But the hooded ones remained unmoving, unmoved. ‘Let us not be naive,’ their leader replied. ‘We all know that the game does not start here. It began five hundred years ago, when Scathur ended his master’s life. And even that game began long before the construction of Vaagenfjord Maw. These battles between you and your enemy have been going on ever since the world began. Whoever wins one round passes on the advantage to the other for the next round. And thus will it go on forever, if we have anything to do with it.’

Though there was still no feeling in the words of the hooded one, the tone was a little more relaxed. Perhaps coloured by a tiny hint of ironic intimacy, as though the speaker had become well accustomed to the persuasive machinations of his opponent? They had clearly had this argument before.

The red-eyed entity began again. ‘You and I are old combatants, Time. Always I seek to build, but always you have the final say, and thwart me. You and your fellows stand there like statues, as if imagining that by your rigidity you can keep the world just as you like it. Yes, we are old combatants; and I know which, out of myself and my enemy, you lean towards. But think not of politics or power games; just look at the man now before us . . .’
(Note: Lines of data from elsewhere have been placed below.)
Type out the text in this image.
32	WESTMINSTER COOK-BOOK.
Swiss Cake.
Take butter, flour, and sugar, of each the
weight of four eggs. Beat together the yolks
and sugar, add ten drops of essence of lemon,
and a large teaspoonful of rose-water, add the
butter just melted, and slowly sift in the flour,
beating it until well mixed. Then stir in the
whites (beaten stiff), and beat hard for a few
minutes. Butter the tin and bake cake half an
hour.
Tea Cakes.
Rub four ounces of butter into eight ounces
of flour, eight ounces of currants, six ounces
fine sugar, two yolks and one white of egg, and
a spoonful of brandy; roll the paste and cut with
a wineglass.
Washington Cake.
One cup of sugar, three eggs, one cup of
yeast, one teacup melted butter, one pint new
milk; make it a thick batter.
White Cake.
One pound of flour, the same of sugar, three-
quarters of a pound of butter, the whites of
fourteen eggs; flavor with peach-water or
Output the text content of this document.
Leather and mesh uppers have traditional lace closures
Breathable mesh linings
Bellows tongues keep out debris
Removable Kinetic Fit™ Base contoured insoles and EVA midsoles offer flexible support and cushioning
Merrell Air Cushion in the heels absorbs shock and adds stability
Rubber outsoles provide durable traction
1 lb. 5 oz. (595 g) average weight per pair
They dropped their gaze to where Appa knelt shivering in the cold, his aged frame bent under the burdens of a lifetime. Here, all alone and praying so earnestly, he was a pathetic sight, his face shrivelled up like an old potato left to go bad at the bottom of a sack, all screwed up with such anxiety.

‘Are you without pity?’ The tall one’s burning eyes tried to bore through the heavy grey cloth of Time’s hood, tried to catch any glimpse of an expression. But, as usual, he was wasting his time, for the hood was completely impenetrable.

He went on: ‘It is but a simple request. He does not ask for secret powers, or vast armies. All he asks for is a little knowledge . . . call it an omen, if you like.

‘Omen, indeed.’ His opponent laughed. ‘Omens are games, baits, illusions set to trap the simple-minded. Omens can be misread, with disastrous results. Would you risk the life of your old servant here in such deceptions?’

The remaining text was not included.